Proses pembuatan semen dibagi menjadi 6 tahapan, yaitu sebagai berikut :  
1. Penambangan Bahan Baku
2. Penyiapan Bahan Baku
3. Penggilingan Awal
4. Proses Pembakaran
5. Penggilingan Akhir
6. Pengemasan

Gambar Flow Sheet Proses Pembuatan Semen

1. Penambangan Bahan Baku (Quarry)

    Bahan baku utama yang digunakan dalam proses pembuatan semen adalah batu kapur dan tanah liat. Kedua bahan baku tersebut diperoleh dari proses penambangan di quarry. Penambangan bahan baku merupakan salah satu kegiatan utama dalam keseluruhan proses produksi semen. Perencanaan penambangan bahan baku sangat menentukan pada proses – proses selanjutnya yang akhirnya bermuara pada kualitas dan kuantitas semen. Penambangan bahan baku yang tidak terencana dan terkontrol dengan baik akan menyebabkan gagalnya pemenuhan target untuk tahap produksi selanjutnya yang jika dihubungkan dengan kualitas dan biaya produksi secara keseluruhan dapat menurunkan daya saing produk terhadap produk yang sama yang dihasilkan oleh pesaingan.
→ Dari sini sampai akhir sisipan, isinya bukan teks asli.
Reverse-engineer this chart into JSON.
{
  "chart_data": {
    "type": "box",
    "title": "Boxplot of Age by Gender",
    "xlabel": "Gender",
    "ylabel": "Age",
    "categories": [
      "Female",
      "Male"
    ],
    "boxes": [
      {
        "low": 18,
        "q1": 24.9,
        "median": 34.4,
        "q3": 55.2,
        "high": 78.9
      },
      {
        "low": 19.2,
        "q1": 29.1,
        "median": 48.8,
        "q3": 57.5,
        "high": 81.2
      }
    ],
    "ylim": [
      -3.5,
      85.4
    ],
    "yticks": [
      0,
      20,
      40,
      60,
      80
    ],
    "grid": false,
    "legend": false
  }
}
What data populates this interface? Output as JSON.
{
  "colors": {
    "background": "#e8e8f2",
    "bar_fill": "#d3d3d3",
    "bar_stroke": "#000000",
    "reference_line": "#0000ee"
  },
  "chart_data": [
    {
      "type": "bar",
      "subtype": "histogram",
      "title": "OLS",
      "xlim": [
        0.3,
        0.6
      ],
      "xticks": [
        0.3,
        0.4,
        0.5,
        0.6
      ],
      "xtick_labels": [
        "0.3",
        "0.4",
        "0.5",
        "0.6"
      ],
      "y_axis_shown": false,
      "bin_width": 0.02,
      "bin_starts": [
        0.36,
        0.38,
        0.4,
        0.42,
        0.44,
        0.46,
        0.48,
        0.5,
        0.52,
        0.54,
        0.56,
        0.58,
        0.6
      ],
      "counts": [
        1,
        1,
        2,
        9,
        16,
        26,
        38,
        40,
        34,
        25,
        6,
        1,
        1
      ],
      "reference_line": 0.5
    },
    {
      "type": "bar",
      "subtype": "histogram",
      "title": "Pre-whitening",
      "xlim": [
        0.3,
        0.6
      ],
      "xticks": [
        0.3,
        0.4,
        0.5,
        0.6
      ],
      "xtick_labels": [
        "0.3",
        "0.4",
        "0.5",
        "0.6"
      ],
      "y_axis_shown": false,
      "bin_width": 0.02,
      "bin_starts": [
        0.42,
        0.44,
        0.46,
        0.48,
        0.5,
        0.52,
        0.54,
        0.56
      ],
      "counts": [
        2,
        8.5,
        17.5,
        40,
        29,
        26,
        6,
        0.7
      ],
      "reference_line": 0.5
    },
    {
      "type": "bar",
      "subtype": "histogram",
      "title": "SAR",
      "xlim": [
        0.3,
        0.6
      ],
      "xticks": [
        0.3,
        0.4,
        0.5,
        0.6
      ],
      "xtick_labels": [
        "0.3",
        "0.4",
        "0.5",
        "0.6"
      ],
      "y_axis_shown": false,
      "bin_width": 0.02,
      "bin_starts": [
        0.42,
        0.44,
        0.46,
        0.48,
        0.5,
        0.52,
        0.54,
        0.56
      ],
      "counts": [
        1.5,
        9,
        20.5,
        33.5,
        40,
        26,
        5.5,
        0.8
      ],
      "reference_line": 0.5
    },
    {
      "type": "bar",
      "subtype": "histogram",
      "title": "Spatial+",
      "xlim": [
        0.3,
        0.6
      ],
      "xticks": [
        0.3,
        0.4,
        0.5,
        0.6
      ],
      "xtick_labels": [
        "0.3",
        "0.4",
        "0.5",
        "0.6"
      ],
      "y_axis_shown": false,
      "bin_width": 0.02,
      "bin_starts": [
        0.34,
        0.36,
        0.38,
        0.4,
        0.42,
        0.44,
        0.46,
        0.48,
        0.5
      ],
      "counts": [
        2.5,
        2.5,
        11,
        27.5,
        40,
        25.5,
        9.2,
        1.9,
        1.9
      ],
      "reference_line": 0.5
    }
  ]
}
Persyaratan kualitas batukapur & tanah liat dalam proses penambangan adalah sebagai berikut :
1. Batukapur  52% <Cao< 54% dan MgO < 18%
2. Tanah liat   60%<SiO2 <70% dan 14%Al2O3<17%

Tahapan proses penambangan adalah sebagai berikut
1. Pengupasan tanah penutup ( Stripping )
2. Pemboran dan peledakan ( Drilling and Blasting )
3. Penggalian/Pemuatan ( Digging/Loading )
4. Pengangkutan ( hauling )
5. Pemecahan ( crushing )

Gambar Proses Penambangan Bahan Baku
2.  Penyiapan Bahan Baku 

    Bahan baku berupa batu kapur dan tanah liat akan dihancurkan untuk memperkecil ukuran agar mudah dalam proses penggilingan. Alat yang digunakan untuk menghancurkan  batukapur dinamakan Crusher. Dan alat yang digunakan untuk memecah tanah liat disebut clay cutter. Pada umumnya Crusher digunakan untuk memecah batu dari ukuran diameter ( 100 – 1500 mm ) menjadi ukuran yang lebih kecil dengan diameter ( 5 – 300 mm ) dengan sistim pemecahan dan penekanan secara mekanis. Batu Kapur ( 800 x 800 mm ) 18 % H2O masuk Hopper melewati Wobbler Feeder. Batu Kapur < 90 mm akan lolos tanpa melewati Crusher ( 700 T/ J ). Tanah Liat ( 500 x 500 mm ) 30 % H2O masuk Hopper melewati Apron Feeder dipotong -2 menggunakan Clay Crusher menjadi ukuran 95 % lolos 90 mm. Produk dari Limestone Crusher dan Clay Crusher bercampur dalam Belt Conveyor dan ditumpuk di dalam Storage Mix. Setelah itu raw material akan mengalami proses pre-homogenisasi dengan pembuatan mix pile. Tujuan pre-homogenisasi material adalah untuk memperoleh bahan baku yang lebih homogen.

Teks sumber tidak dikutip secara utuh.